British Para rower and Para canoeist (born 1981)

Nicholas Beighton (born 29 September 1981) is a British Para canoeist and former British Army officer. Beighton took up Para rowing as part of the rehabilitation programme after losing his legs during active service. He competed in the mixed scull with partner Samantha Scowen at the 2012 Summer Paralympics in London. He subsequently switched to the Para canoe discipline and won the bronze medal in the Men's KL2 canoe sprint at the 2016 Summer Paralympics in Rio de Janeiro.

==Early life and education==
Beighton was born in Stockport, England in 1981. At the age of seven his family moved to Shrewsbury where he attended Meole Brace School and later Shrewsbury Sixth Form College before matriculating to Sheffield University.

==Career==
===Military service===
Beighton joined the British Army and undertook his officer training at the Royal Military Academy Sandhurst. On 16 December 2000, he was commissioned into the Royal Engineers as a lieutenant with seniority from 13 December 2005. He was promoted to captain on 16 June 2009.

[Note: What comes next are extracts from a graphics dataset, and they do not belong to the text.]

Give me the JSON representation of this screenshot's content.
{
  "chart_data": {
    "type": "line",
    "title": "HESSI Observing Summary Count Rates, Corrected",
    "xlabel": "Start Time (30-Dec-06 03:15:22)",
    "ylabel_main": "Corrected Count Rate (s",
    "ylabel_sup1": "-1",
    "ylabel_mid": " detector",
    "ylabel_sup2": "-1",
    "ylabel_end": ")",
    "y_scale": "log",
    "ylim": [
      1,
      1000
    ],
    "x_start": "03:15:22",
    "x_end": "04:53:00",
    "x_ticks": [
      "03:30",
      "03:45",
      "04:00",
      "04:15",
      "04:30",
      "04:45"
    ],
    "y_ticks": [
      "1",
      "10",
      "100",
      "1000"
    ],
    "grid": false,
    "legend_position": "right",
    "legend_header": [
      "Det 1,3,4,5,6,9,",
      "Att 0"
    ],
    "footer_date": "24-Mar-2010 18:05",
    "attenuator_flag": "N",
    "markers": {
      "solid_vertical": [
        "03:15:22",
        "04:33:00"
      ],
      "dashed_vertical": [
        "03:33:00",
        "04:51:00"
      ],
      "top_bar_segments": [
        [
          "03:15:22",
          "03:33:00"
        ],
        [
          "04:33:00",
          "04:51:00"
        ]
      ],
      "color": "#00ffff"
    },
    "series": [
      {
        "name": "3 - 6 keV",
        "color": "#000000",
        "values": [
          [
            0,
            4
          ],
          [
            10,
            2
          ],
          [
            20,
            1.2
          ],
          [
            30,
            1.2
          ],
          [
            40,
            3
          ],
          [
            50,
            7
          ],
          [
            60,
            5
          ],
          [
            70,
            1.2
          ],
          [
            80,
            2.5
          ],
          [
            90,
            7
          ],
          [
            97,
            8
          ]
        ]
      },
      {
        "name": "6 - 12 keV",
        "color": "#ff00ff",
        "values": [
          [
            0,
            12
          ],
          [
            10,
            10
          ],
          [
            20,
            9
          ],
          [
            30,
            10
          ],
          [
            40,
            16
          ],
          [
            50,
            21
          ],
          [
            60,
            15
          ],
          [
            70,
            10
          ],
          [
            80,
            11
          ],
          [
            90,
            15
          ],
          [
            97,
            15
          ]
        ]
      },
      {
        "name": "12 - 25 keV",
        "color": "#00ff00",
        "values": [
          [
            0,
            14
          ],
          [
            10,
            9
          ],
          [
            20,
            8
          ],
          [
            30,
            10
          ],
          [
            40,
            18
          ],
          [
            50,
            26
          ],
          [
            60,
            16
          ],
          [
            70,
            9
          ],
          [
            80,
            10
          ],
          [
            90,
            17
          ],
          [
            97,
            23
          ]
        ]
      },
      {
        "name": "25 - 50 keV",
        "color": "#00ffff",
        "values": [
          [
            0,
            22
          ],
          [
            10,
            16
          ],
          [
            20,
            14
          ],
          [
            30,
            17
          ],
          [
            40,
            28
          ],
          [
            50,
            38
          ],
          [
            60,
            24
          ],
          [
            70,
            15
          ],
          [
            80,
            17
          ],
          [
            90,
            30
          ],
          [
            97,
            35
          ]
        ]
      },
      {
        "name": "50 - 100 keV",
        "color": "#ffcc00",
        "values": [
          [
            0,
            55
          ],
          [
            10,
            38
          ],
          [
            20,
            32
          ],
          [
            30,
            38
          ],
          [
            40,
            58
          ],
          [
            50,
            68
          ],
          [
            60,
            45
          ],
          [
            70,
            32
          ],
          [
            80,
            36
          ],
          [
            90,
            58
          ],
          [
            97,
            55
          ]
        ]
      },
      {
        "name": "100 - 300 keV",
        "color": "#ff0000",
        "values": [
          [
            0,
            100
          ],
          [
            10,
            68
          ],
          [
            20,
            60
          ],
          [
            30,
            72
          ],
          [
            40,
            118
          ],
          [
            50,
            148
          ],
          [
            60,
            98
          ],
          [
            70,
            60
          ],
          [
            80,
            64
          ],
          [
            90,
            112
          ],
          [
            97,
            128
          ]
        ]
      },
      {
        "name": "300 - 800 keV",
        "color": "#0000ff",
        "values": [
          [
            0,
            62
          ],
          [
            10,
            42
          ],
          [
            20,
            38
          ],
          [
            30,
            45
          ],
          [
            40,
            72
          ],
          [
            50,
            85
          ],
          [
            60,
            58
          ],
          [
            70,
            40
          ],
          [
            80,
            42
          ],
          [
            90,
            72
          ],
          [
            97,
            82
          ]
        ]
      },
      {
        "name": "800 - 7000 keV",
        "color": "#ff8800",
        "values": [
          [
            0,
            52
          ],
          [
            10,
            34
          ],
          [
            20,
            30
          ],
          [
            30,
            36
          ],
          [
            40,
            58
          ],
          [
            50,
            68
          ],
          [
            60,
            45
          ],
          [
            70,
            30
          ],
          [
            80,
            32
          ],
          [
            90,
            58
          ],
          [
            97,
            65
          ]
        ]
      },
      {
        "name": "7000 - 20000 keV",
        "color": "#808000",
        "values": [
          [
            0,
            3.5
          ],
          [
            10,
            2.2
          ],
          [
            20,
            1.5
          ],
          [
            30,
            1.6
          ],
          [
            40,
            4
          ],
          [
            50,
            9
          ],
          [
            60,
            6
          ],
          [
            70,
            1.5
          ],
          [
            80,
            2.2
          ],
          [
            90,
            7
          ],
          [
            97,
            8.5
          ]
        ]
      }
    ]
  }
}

In October 2009, while on patrol in Helmand Province in Afghanistan, Beighton stood on an improvised explosive device. His life was saved by an Army Medic, who kept him stable before being taken to medical facilities in Camp Bastion. Beighton was placed in a medically induced coma and required 36 pints of blood during his initial treatment. Although his life was saved he lost both his legs in the attack.

===Sporting career===
In February 2010, Beighton attended a Paralympic talent identification day at Brunel University. It was there that he became aware that the British Paralympic squad were looking for a male Trunk and Arms rower. He first sculled in July 2010 at Guildford Rowing Club as part of the rehabilitation programme at the Defence Medical Rehabilitation Centre. In April 2011, Beighton joined the Great Britain rowing team, and in May he was paired with Sam Scowen in the TA mixed Double Scull at the world cup in Munich. They finished third to take the bronze. In August, Beighton travelled to Slovenia to compete in the 2011 World Rowing Championships, where he and Scowen finished 6th. In 2011, Beighton and Scowen were the first rowers to qualify for the 2012 Summer Paralympics in London. They finished fourth at the London 2012 Paralympics, on the losing end of a photo finish for the bronze medal.

Beighton subsequently became a member of the British paracanoe squad and competed at the 2016 Summer Paralympics in Rio de Janeiro where he won the bronze medal in the Men's KL2 canoe sprint.